畫完畫後,希寶已經困的不行了。
小家夥打著哈欠搖搖晃晃的走到了齊予之的房門前。
係統此刻無比安靜,這個建議是它提出來的,但是它沒想到希寶的藝術審美這麼不同尋常。
不知道為什麼,它越來越對齊予之感覺到愧疚了。
今天一天這人真的是倒黴透頂,受傷害的全部都是他。
想到這係統立馬又反應過來,齊予之是對手,絕對不能可憐憐憫對手,要狠下心!
希寶拿著畫原地轉了幾圈,她想從下麵的門縫塞進去,但是這個門嚴絲合縫塞不動。
小家夥撅著屁股趴在地上往裏看,好一個五體投地的姿勢。
係統怎麼看怎麼膈應,怎麼能在對手的房門前下跪呢:【寶寶,不要跪在地上,塞不進去就塞不進去,咱們貼門上就行了。】
說完係統就給她變了一個膠布
希寶聽到係統的話大眼睛一亮,立馬貼門上了。
做完這一切後,小家夥邁著踉蹌的步伐半眯著眼睛,總算能去睡覺了。
係統看了一眼門上的那個‘兒童畫’,突然有點想知道明天齊予之是什麼反應了。
齊昀之現在還在書房處理工作,等他把工作處理完已經半夜了。
他和往常一樣去弟弟妹妹的房門前轉一圈,突然他的腳步停住了。
看著齊予之門上貼著的那幅畫,齊昀之嘴角抽了抽。
是他太不關心妹妹了嗎,這個孩子怎麼感覺比以前活潑了很多呀。
而且予之是不是得罪過這小家夥呀,這畫上的人物張牙舞爪,麵目猙獰,配色也極其大膽,暗紅與黑色互相交織。

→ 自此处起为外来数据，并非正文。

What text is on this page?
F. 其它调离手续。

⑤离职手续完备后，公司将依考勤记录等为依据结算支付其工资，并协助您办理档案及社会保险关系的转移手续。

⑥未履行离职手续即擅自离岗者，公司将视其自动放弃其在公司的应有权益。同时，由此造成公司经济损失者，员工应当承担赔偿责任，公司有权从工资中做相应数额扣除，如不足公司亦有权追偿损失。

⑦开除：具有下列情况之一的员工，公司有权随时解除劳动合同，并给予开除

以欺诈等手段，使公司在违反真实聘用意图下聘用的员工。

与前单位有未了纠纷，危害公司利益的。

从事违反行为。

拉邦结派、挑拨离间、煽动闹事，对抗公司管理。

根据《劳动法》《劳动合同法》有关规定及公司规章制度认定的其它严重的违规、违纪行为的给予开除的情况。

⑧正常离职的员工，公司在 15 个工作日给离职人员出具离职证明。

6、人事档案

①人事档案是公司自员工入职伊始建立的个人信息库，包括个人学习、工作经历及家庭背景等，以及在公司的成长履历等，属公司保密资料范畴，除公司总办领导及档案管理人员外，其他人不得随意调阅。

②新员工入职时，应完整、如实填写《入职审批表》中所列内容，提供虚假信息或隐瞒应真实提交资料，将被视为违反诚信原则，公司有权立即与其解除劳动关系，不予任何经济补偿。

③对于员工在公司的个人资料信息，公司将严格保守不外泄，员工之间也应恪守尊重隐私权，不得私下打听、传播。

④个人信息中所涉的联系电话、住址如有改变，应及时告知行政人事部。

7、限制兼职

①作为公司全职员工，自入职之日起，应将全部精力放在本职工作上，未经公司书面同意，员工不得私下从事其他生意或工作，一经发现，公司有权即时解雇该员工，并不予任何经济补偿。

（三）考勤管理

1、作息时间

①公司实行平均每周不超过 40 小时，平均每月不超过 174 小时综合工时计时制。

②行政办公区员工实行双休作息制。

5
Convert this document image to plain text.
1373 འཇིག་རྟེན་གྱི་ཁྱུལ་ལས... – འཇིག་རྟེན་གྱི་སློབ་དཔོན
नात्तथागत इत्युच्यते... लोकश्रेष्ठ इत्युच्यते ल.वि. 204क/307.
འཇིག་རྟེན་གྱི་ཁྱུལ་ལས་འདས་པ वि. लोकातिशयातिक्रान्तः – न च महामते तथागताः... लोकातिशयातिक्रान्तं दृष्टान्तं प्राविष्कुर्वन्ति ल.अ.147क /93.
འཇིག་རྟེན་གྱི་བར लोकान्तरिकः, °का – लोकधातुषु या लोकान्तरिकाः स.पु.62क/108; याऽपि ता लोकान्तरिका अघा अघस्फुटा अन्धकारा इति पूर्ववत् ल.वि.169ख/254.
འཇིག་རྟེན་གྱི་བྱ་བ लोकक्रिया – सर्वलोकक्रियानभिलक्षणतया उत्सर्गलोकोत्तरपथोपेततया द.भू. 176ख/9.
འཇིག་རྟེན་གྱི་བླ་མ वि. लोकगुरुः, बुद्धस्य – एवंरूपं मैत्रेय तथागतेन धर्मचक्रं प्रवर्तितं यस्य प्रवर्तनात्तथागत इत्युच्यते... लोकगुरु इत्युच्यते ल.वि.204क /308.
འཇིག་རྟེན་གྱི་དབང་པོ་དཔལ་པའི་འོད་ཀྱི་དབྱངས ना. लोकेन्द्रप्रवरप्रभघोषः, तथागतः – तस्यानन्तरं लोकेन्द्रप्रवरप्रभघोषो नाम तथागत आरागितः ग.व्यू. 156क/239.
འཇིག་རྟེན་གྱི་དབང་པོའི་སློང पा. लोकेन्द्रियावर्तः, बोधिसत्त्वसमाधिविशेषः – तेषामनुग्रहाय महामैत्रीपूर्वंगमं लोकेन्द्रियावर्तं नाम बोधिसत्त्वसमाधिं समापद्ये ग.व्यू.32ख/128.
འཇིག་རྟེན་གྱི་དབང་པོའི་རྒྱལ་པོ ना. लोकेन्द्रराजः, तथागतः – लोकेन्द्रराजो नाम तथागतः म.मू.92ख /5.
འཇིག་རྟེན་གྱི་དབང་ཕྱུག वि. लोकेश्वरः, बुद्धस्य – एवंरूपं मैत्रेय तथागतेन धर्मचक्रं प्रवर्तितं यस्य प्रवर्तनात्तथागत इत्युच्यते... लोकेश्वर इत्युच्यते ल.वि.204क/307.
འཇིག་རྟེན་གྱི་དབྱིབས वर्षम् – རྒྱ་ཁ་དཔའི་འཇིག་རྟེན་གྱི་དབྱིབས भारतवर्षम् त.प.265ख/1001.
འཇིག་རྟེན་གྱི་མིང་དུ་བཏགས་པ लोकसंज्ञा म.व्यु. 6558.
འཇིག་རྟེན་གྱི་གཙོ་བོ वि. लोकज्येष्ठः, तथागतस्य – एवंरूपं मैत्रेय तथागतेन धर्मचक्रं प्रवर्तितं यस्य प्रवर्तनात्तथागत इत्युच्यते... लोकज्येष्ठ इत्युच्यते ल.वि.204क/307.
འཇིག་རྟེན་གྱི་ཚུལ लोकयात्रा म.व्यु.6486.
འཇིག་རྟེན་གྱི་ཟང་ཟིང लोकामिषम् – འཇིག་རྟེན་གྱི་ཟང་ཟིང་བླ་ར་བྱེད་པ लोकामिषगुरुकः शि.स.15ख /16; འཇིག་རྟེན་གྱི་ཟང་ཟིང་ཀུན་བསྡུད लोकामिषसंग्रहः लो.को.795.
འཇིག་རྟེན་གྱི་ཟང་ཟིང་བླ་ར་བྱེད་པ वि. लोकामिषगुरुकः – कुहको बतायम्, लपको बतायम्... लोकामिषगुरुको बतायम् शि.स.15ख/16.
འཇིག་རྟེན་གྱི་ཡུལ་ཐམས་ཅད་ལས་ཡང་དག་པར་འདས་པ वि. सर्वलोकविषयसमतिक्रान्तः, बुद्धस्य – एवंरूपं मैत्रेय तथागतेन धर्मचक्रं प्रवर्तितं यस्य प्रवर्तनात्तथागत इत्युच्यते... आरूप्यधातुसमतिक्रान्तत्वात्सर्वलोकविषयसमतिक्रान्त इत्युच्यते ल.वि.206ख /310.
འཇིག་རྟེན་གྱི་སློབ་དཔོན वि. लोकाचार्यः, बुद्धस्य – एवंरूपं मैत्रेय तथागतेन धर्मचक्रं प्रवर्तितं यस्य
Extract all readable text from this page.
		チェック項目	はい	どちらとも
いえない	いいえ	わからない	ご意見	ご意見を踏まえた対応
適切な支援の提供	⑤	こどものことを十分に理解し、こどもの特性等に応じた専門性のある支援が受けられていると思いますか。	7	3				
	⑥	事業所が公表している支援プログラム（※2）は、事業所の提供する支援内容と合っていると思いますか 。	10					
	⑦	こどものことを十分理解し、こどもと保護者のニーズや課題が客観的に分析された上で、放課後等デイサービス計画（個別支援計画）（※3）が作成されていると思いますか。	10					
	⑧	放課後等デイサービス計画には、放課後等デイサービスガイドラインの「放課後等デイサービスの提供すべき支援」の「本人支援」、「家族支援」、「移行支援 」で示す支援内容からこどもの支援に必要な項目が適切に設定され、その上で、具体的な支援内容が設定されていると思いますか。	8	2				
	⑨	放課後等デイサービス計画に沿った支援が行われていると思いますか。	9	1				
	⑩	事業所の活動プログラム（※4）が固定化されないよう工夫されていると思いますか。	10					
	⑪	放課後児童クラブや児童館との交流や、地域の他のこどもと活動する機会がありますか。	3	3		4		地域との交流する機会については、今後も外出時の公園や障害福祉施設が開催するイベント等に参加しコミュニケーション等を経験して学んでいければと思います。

剛剛他看到的時候心跳都漏停了兩秒,燈光昏暗,他還以為是有個小鬼貼在齊予之的門上呢。
齊昀之伸手想把這幅畫撕下來,但快要碰到時,他又把手收回去。
弟弟妹妹之間的事情讓他們自己解決吧,他這個當大哥的不便插手。
予之雖然平時喜歡給他搞事情,但也不至於欺負一個小孩,至於他會不會被小孩欺負,連個三歲的妹妹都搞不定,被欺負也是沒用。
想到這兒,齊昀之轉過身心安理得的走了,腳步比來的時候輕快了不少。
第二天,齊昀之比之前早起了半個小時,坐在客廳的沙發上時不時的往齊予之的房間那邊望。
半個小時後,一聲尖叫響徹雲霄。
“啊啊啊!誰在我門上貼小鬼!是誰!”
齊予之嚇得發出了女高音,今天他的聲音沒有昨天沙啞,反而格外尖細,顯得還有點嫵媚。
齊昀之喝了一口咖啡勾了勾唇角,昨天晚上睡覺的時候他就決定今天要早起了,作為大哥他是不想看戲的,但是要是弟弟妹妹鬧起來,鬧得嚴重了,他還是要去拉一拉架的。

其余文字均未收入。